In 1955, Indonesia organized the Asian-African Conference, which called for the independence and decolonialization of Asian and African countries from European colonialism. The movement has inspired Moroccans in their struggle, and they finally achieved independence from France on 18 November 1956. Indonesia and Morocco officially established diplomatic relations on April 19, 1960. Subsequently, Indonesia's first president Sukarno arrived in Rabat on May 2, 1960, and paid a courtesy call to King Mohammed V. In 2008, Indonesian Foreign Minister Hassan Wirajuda visited Rabat. Moroccan Prime Minister Abbas El Fassi visited Jakarta in March 2009.

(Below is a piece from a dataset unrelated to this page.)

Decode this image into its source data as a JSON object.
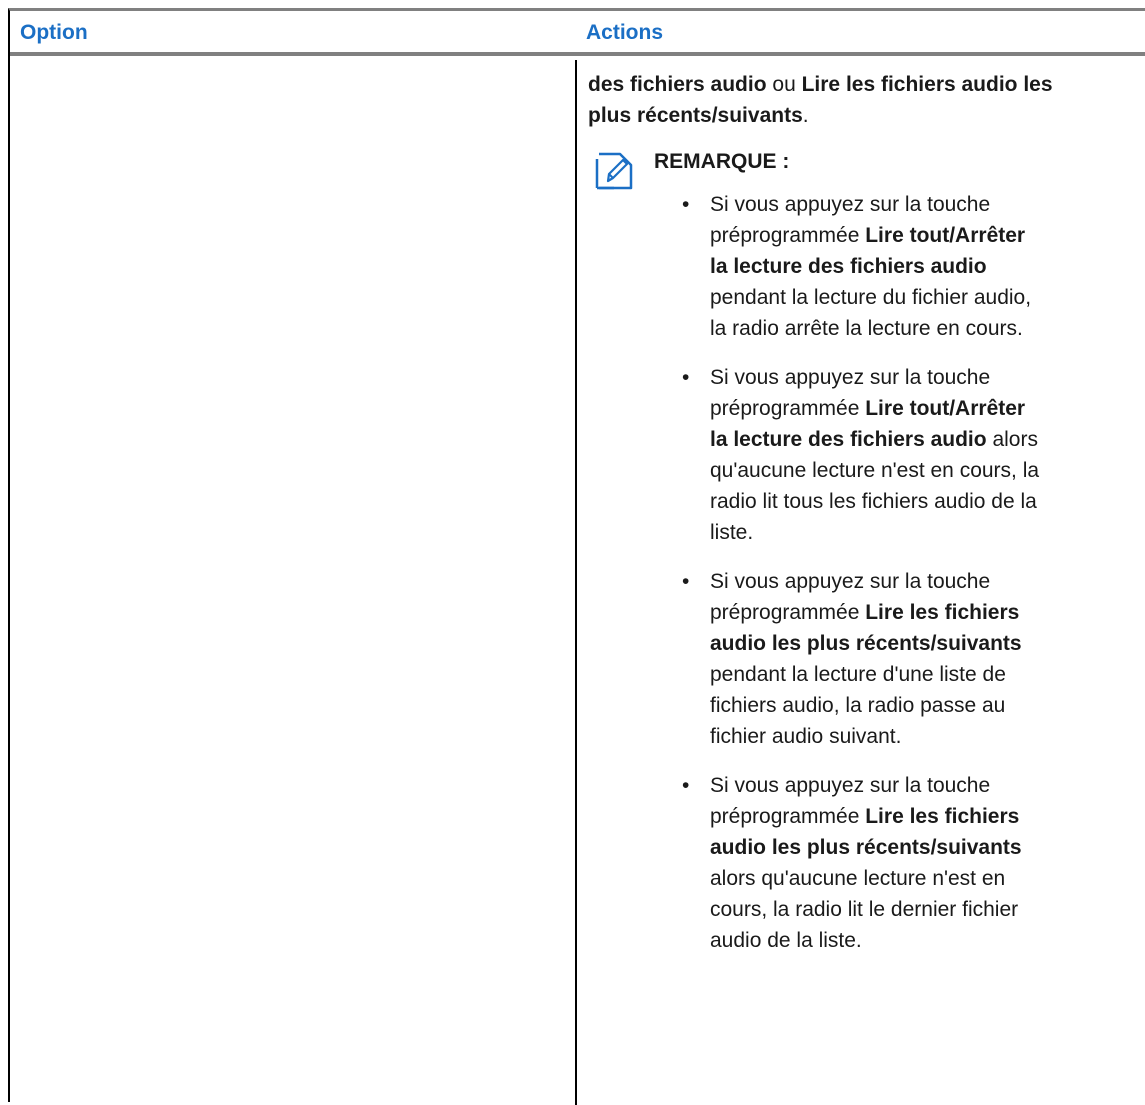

Jakarta and Casablanca, Morocco's largest city, signed a sister city agreement on September 21, 1990. To promote friendship between the two nations, Jalan Casablanca, a main avenue famous for its shopping and business centers in South Jakarta, was named after Jakarta's Moroccan sister city. In Rabat, Morocco's capital city, an avenue was named after Sukarno, to commemorate his visit in 1960 also as a token of friendship.

==Trade and commerce==
Indonesia and Morocco agreed to establish a Joint Commission in 2013 to improve relations in investment, tourism, trade, and human resources sectors. This agreement was concluded on March 12, 2013, during Indonesian Minister of Tourism and Creative Economy Mari Elka Pangestu's visit in Rabat, to meet Moroccan Minister of Foreign Affairs and Cooperation Saad El Dine-Otmani, Tourism Minister Lahcen Haddad and Secretary General of the Ministry of Industry, Trade and New Technologies El Aid Mahsoussi. The volume of bilateral trade increased from $35.99 million in 2003 to US$109.31 million in 2008. Indonesia's main import from Morocco is phosphate, the main material in fertilizer production. Other Indonesian imports from Morocco are fertilizers, chemicals, iron and steel rods; exports to Morocco include coffee, natural rubber, glassware, palm oil, spices, tea, furniture and garments.